The SLED is handy for firing single rounds, but a lousy prophylactic. Terribly uncomfortable and not effective at all. . . .
 
#26 ·
Exactly as I said. High primers account for many of what are called slamfires. As the bolt cams closed it fires the primer. Has nothing to do with the firing pin striking it. US Ordnance taught me so. I respect that opinion over many armchair experts.
Dave Tubb won the Highpower Championship using "the less-than-well understood" Russian primers. Kind of puts your opinion in perspective.
 
#31 ·
I read through this thread of highly informative data to determine if I should crimp the brass for the M1 Garand. I see it mentioned just once and wondered what others opinions are.
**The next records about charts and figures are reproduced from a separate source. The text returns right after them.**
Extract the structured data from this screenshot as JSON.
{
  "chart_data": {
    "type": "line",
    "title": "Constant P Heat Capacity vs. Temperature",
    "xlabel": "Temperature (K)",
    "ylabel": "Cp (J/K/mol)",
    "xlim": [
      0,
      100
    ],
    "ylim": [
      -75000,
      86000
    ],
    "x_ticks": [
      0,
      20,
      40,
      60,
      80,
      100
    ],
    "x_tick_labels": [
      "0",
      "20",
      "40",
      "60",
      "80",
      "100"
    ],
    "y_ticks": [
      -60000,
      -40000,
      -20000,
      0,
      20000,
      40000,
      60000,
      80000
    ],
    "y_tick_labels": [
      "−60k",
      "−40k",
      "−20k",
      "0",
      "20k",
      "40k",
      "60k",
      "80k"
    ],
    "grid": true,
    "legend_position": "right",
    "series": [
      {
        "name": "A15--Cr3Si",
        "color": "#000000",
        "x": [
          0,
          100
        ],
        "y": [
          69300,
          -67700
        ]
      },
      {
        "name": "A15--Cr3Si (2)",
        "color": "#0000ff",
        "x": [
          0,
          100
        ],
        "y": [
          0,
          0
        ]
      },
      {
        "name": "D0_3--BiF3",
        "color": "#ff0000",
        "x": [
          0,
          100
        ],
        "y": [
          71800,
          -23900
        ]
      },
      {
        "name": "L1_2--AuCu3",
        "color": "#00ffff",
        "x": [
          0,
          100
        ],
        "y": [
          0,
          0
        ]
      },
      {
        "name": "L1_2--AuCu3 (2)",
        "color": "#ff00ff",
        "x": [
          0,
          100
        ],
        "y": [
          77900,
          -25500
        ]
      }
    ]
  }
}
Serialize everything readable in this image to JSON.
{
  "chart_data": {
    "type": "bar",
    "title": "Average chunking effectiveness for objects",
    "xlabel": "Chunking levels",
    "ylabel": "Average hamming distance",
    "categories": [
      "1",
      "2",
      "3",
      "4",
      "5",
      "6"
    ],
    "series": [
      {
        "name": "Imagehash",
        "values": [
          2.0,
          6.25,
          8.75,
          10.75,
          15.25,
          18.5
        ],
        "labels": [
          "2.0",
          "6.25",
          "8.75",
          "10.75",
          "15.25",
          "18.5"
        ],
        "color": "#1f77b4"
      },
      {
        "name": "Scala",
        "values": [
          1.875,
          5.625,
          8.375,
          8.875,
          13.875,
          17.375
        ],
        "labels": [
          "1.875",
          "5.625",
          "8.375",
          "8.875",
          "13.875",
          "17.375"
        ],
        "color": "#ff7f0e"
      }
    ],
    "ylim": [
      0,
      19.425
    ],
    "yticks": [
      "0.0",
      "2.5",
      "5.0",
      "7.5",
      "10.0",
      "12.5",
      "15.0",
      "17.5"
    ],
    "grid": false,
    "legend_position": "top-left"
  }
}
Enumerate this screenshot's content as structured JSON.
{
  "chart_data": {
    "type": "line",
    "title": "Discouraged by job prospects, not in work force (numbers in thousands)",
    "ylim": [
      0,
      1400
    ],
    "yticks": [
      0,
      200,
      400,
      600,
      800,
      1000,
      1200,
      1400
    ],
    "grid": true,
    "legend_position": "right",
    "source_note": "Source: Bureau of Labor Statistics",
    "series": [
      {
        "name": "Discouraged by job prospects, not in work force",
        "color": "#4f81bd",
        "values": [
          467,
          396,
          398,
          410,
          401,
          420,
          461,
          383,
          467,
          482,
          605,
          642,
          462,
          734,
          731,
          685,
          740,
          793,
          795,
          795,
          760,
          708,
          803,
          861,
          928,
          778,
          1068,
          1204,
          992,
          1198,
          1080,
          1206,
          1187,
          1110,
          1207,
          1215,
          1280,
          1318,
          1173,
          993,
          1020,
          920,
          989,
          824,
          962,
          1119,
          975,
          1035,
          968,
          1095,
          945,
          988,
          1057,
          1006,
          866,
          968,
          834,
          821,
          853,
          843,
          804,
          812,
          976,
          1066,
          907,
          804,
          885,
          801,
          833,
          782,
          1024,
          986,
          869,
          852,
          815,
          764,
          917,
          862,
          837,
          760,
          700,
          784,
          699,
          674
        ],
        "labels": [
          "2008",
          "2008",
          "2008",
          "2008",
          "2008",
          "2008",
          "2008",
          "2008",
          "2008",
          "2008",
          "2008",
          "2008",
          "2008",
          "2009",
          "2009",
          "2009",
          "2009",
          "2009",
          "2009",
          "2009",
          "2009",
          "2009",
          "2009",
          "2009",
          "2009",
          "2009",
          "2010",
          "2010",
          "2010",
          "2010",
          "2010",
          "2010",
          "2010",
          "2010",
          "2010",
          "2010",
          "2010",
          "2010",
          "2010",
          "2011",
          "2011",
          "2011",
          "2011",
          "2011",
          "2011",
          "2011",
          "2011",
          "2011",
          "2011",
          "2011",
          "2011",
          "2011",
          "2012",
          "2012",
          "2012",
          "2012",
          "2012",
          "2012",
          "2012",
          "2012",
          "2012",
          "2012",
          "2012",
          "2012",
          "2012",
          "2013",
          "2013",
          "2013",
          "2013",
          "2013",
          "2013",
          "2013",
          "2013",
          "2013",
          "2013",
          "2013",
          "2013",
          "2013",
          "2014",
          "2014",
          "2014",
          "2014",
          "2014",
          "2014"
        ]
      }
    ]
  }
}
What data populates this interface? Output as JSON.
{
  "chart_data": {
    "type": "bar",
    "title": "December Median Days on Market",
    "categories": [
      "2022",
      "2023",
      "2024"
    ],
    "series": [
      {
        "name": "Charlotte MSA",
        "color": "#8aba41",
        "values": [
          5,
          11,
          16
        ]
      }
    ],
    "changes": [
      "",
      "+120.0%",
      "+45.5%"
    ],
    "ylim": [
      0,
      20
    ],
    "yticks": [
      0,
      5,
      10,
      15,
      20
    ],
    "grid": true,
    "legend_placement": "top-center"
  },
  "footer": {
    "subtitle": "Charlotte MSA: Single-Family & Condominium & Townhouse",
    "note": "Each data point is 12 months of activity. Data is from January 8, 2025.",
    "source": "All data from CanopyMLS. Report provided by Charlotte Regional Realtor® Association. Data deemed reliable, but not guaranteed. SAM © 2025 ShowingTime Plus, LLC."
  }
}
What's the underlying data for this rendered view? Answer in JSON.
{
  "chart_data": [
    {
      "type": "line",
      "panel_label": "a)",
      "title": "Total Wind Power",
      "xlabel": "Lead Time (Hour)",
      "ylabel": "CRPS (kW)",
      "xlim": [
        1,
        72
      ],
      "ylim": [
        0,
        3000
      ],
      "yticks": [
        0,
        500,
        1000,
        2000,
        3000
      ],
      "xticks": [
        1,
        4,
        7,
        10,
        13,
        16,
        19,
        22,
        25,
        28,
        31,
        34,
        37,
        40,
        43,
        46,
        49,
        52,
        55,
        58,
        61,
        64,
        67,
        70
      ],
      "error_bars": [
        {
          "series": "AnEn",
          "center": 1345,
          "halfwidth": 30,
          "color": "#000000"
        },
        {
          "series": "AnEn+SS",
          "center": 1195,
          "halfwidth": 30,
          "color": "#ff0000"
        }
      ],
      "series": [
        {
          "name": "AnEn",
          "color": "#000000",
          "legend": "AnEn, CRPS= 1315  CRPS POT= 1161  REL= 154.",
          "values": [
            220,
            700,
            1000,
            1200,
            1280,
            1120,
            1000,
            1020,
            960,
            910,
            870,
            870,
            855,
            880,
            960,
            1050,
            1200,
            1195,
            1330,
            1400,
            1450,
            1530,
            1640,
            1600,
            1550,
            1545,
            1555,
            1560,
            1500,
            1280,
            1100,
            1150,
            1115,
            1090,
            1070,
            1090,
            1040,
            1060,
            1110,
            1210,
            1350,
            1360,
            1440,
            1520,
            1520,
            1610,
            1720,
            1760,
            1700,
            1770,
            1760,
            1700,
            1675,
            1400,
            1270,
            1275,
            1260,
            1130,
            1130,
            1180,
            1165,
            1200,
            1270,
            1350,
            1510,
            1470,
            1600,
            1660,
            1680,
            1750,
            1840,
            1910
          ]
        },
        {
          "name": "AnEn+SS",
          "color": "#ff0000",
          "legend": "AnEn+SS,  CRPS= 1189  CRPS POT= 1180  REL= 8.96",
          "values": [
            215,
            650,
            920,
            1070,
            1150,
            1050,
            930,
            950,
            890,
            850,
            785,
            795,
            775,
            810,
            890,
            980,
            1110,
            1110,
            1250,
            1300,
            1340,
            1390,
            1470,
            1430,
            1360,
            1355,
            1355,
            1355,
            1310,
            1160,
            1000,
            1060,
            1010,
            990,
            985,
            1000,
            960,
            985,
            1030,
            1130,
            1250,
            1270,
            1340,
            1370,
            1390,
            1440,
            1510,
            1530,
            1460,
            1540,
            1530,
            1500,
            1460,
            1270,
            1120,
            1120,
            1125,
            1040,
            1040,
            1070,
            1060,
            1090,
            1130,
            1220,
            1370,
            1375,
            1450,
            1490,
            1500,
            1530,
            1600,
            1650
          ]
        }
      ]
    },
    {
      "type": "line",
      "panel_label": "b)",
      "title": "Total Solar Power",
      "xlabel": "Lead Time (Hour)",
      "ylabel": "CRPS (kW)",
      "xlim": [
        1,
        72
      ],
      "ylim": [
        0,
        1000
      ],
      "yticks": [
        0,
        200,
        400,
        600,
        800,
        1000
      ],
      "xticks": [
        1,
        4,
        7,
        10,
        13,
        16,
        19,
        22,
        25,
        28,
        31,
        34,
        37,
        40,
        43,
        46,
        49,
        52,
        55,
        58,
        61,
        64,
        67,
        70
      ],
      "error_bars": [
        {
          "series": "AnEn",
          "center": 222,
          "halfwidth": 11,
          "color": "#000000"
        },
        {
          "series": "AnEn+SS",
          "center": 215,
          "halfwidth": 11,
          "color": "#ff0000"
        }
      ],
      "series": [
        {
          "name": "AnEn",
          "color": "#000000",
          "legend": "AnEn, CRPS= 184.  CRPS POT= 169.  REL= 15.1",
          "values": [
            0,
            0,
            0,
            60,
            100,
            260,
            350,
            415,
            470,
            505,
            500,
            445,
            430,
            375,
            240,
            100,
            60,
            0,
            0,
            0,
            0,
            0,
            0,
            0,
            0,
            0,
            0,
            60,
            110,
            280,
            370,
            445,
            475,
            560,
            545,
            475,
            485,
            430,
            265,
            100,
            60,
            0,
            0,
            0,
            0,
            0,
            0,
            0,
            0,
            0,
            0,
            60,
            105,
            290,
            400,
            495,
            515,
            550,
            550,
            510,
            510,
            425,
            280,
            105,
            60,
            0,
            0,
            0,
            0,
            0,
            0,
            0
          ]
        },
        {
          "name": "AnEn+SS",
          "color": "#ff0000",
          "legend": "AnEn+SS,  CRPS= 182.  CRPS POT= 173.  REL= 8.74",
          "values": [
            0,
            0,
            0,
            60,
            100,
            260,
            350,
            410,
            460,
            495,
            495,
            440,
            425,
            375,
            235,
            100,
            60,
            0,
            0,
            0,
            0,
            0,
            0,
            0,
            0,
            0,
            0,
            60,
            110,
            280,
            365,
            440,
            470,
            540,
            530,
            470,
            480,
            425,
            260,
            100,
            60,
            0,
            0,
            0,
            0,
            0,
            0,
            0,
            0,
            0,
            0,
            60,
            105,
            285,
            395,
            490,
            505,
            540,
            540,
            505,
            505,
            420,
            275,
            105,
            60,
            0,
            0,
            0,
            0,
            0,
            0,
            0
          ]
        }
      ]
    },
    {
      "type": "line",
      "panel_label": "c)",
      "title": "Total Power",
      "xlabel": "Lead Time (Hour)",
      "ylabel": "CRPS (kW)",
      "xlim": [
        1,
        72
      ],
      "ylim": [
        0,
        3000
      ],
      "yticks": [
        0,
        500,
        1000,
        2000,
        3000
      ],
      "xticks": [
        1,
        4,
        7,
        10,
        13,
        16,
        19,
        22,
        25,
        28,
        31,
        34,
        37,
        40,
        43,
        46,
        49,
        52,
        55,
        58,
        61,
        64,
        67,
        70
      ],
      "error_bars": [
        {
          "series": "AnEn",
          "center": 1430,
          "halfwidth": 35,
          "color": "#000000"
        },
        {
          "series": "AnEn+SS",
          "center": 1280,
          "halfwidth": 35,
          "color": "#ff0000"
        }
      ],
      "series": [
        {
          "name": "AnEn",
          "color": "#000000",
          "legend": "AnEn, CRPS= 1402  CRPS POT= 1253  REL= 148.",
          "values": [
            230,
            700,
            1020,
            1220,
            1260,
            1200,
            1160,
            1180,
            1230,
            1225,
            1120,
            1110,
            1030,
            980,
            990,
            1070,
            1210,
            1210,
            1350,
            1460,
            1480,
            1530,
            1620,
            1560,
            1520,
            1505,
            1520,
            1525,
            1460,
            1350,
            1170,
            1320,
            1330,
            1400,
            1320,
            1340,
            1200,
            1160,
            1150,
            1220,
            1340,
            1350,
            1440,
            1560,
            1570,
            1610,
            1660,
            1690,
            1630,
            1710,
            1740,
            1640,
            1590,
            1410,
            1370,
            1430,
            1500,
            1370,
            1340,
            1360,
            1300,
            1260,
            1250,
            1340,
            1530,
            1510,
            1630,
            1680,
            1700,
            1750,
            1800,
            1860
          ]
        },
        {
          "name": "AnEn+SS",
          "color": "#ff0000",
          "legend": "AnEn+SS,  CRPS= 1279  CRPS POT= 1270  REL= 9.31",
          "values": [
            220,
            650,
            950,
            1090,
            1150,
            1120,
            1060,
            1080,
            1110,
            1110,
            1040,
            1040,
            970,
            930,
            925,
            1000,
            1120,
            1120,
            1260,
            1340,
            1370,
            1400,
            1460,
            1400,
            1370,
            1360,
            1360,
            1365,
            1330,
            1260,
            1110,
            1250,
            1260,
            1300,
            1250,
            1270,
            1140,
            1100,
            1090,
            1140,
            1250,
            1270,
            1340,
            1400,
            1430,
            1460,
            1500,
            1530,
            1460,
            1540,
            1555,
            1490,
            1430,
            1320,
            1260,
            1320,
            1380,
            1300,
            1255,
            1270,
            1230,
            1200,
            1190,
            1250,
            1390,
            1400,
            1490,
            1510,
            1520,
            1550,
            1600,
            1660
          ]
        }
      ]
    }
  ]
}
I have not reloaded for this rifle as I have plenty of mausers and enjoyed shooting them alot. Now I am ready to start reloading for my M1 Garand. I appreciate all the great experience folks have. Thank you.
 
#37 ·
I don't have a Garand, but a .308 BAR, and I run everything it digests thru a Lee Taper Crimp Die first, and have never had a problem with bullets moving, and that is with non-cannelured bullets most fo the time.
 
#32 · (Edited)
I use a Lee factory Crimp die on practically everything I reload... especially on something that is as hard slamming as a Garand when it chambers a round... Twice, before I started crimping, I have had bullets move in the case on a Garand.. and I only know about those two because I had to clear my loaded weapon while I still had rounds in the clip due to RSO called cease fires. God only knows how many set back bullets or bullets that went forward a little up the bore when the case stopped in the chamber I have fired.... maybe none...maybe more than I fear.... So now I crimp... might not be the best for accuracy, but it sure helps me sleep.